The 1960s were happy days for the author and his family. The Borg Olivier government set Malta on the road to prosperity and the prime minister himself was a friend of the family. Besides, the British High Commissioner to Malta, Geofroy Tory was his wife's stepfather.
But not all in Malta saw those years as happy ones, especially the dockyard workers and the Maltese employees of the British services whose jobs were at risk.
Meanwhile, the author was working at Central Cigarettes and his job had bored him to death. And his part-time job, dabbling in property, was passing through a rough patch as the property market became depressed.
To top it all, Dom Mintoff won the 1971 elections and the author looked outside Malta. Through connections, he found a job at Singer & Friedlander in London.
By August 1973, the family had relocated to London and lived in Surrey. Work was congenial even though Britain was having the worst of the clash with the trade unions and the three-day week. The company prospered through many international contracts and the author found himself going to Iran and increasingly to Latin America where his company organised many international consortia of banks to take up sovereign debt issues. In time, he joined Manufacturers Hanover Trust (usually known as Manny Hanny) and the entire family relocated to the US.
After a relatively short time with MHT, the author moved to Chemical Bank International, doing the same job he had been doing at MHT. Travel took up most of his time and slowly he and his wife drifted apart. She never liked the US and took up batik in her spare time. Yet the author is always considerate in the way he speaks about her.
Even the author had been having too much time on his hands and he became engrossed in books and bookselling. But the hectic life he, and by extension the family, were living, took its toll. The author began thinking of retirement, even though he was still relatively young. And then he had the brainwave: to set up a bookselling business cum art gallery, the Melitensia Art Gallery, in Lija.

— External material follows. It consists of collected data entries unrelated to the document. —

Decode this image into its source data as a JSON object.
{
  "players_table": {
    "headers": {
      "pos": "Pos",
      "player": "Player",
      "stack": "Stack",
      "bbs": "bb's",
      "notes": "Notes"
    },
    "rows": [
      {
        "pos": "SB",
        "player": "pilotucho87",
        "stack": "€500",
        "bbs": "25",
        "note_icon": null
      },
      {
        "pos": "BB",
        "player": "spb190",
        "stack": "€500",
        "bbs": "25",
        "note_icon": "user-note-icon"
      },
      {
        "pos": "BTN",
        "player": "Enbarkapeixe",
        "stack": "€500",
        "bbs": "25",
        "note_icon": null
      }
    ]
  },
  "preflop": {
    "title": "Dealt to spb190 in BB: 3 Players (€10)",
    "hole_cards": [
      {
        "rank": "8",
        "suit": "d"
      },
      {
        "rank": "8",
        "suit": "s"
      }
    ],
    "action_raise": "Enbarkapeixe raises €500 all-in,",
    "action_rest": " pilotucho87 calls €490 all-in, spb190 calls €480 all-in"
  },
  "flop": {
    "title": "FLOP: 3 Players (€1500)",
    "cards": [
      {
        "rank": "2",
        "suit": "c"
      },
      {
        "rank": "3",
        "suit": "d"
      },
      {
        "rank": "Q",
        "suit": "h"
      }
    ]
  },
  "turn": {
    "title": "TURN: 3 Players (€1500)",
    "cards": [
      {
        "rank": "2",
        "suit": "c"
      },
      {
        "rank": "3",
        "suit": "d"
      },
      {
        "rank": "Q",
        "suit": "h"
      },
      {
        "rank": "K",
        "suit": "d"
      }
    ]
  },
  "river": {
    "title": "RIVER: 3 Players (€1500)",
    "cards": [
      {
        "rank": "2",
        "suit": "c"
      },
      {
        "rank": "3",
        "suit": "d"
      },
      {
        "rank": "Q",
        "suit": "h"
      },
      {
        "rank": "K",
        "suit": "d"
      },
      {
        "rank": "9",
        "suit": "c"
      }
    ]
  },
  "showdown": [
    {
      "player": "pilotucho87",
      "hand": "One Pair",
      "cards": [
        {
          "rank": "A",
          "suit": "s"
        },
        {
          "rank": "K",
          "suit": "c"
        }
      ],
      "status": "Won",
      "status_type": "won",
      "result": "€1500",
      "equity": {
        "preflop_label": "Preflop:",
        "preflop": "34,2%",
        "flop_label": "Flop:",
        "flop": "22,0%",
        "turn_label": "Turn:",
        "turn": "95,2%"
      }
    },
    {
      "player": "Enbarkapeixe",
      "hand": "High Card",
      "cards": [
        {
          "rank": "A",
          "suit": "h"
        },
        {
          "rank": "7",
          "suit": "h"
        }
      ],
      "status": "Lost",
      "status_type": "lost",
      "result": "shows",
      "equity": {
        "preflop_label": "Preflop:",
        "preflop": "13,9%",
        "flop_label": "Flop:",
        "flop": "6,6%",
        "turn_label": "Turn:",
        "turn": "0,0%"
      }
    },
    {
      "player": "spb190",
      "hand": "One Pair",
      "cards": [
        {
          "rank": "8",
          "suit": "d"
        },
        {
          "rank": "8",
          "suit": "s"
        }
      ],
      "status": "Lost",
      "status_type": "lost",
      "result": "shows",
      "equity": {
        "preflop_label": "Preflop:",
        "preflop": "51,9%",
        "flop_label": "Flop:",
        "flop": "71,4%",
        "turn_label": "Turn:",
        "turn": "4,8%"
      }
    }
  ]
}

Meanwhile, the Nationalists were back in government and the gallery was opened by the new Minister of Education, Ugo Mifsud Bonnici.
In Part II of the book, perhaps to make up for not being in Malta during the Mintoff years, the author interviews many protagonists or almost-protagonists of that time, from Lilian Miceli Farrugia, to the son of Speaker Attard Bezzina, Dr Roger Vella Bonaita, Louis Fenech, the majordomo of the presidential palaces for years and years and finally Claude Gaffiero, the suave ADC of Governors and Presidents from Maurice Dorman to Agatha Barbara.
As the preceding book, this is an enjoyable and chatty book, dripping with names, some recognisable and some not.
I must point out, however, two howlers. On page 163, he quotes the chant by Labour supporters around 1971: "Le, le, le, Gorg 'il barra ma rriduhx, Assassin tal-Maltin". Actually, the chant was "Le, le, le, Gorg il-barri ma rriduhx..." There is a world of difference and a universe of meaning in the second and truer version.
And on page 201, the author differentiates between Lino Spiteri, the economist and Lino Spiteri, a former minister under Mintoff, not realizing they were one and the same person. How Lino would have laughed at that!